Limbaugh also personally defended Ann Romney, referring to her as a “role model.”

“They’ve gone after the wrong woman here. Ann Romney is not disliked. Ann Romney is not unlikeable. Ann Romney isn’t controversial. Ann Romney isn’t telling anybody how to live. … Ann Romney’s a role model. Don’t care what you think of Mitt. That’s not the point here. She is a role model for living and trying to live a fulfilling life,” he said.
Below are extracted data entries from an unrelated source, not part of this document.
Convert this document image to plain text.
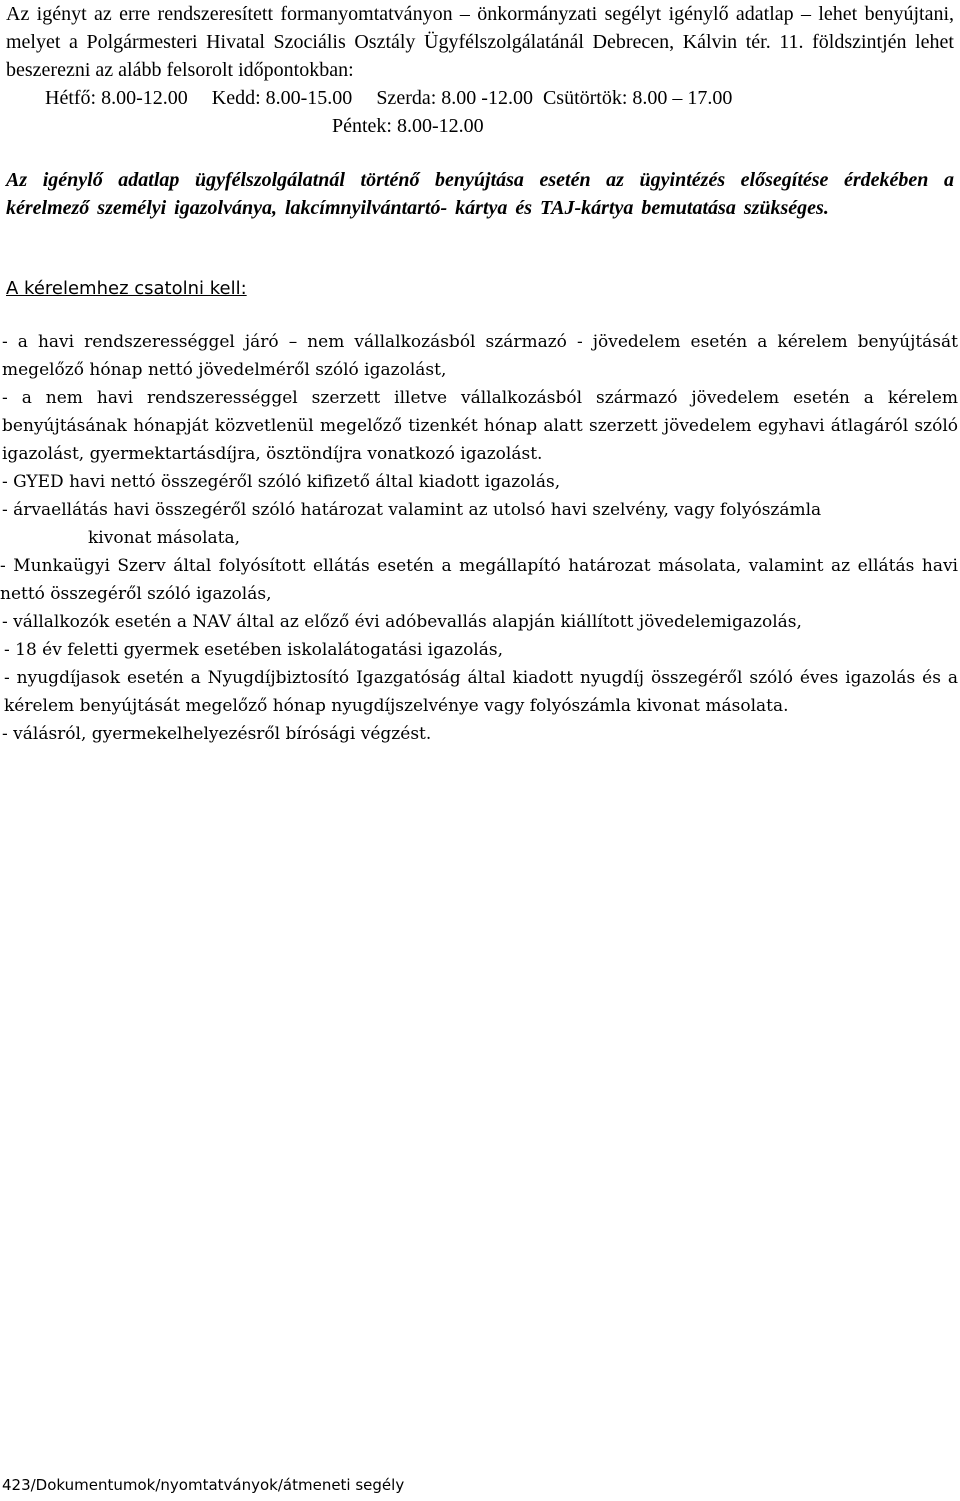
Az igényt az erre rendszeresített formanyomtatványon – önkormányzati segélyt igénylő adatlap – lehet benyújtani, melyet a Polgármesteri Hivatal Szociális Osztály Ügyfélszolgálatánál Debrecen, Kálvin tér. 11. földszintjén lehet beszerezni az alább felsorolt időpontokban:

Hétfő: 8.00-12.00 Kedd: 8.00-15.00 Szerda: 8.00 -12.00 Csütörtök: 8.00 – 17.00
Péntek: 8.00-12.00

Az igénylő adatlap ügyfélszolgálatnál történő benyújtása esetén az ügyintézés elősegítése érdekében a kérelmező személyi igazolványa, lakcímnyilvántartó- kártya és TAJ-kártya bemutatása szükséges.

A kérelemhez csatolni kell:
- a havi rendszerességgel járó – nem vállalkozásból származó - jövedelem esetén a kérelem benyújtását megelőző hónap nettó jövedelméről szóló igazolást,
- a nem havi rendszerességgel szerzett illetve vállalkozásból származó jövedelem esetén a kérelem benyújtásának hónapját közvetlenül megelőző tizenkét hónap alatt szerzett jövedelem egyhavi átlagáról szóló igazolást, gyermektartásdíjra, ösztöndíjra vonatkozó igazolást.
- GYED havi nettó összegéről szóló kifizető által kiadott igazolás,
- árvaellátás havi összegéről szóló határozat valamint az utolsó havi szelvény, vagy folyószámla
kivonat másolata,
- Munkaügyi Szerv által folyósított ellátás esetén a megállapító határozat másolata, valamint az ellátás havi nettó összegéről szóló igazolás,
- vállalkozók esetén a NAV által az előző évi adóbevallás alapján kiállított jövedelemigazolás,
- 18 év feletti gyermek esetében iskolalátogatási igazolás,
- nyugdíjasok esetén a Nyugdíjbiztosító Igazgatóság által kiadott nyugdíj összegéről szóló éves igazolás és a kérelem benyújtását megelőző hónap nyugdíjszelvénye vagy folyószámla kivonat másolata.
- válásról, gyermekelhelyezésről bírósági végzést.
423/Dokumentumok/nyomtatványok/átmeneti segély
No one but Ann Romney knows if her life is fulfilling and if she considers herself any kind of a role model. I would hope my daughters would not consider Ann Romney’s life one worth copying but then that’s my values. For one, I love my father a lot. If he were an outspoken atheist like Ann Romney’s was, I certainly would have never allowed any one to sneak-baptize him into any religion after his death. I consider that the panultimate disrespect. I also would not for a minute raise my daughters in any tradition where women must call 18 year old man children “elders”, where tons of money is spent defeating the ERA, and where women are not allowed access to “heaven” with out a husband sponsor. That’s just the short list of the kinds of patriarchal, women-hating stuff that goes on in Romney’s religion. I don’t consider that much of a role model for self respect. I also would’ve put my husband on the roof of the car if he’d have tried to put the family dog up there.  However, Ann Romney has to live with all of these decisions and her life. That’s the deal with being a mother, you should be able to choose the way you do it. I can’t imagine any one thinking Ann Romney’s choices or lifestyle is common to all but a few women and I challenge all of us that see this backlash and stand behind Hillary Rosen. For a group of people that scream class war at the drop of a hat, the misogynists sure have done a great job of missing the point of class and money in Rosen’s comments.

endnote:

I’ve just been told that David Pflouffe is on Lawrence O’Donnell acting lie a complete ass.  He just called the pillorying of Rosen a “rare moment of bi-partisan agreement”.  This is just another example of the inability of Democratic men to really stand up for what’s right.  Unbelievable! This is akin to them joining in the swift boating of Kerry.  This has nothing to do with the choice of not working or working.  It has everything to do with being a member of a privileged elite that’s far removed from the rest of us.  We need to be very vocal about this.

or as Hillary herself puts it on her facebook:

I’ve nothing against @AnnRomney. I just don’t want Mitt using her as an expert on women struggling $ to support their family. She isn’t.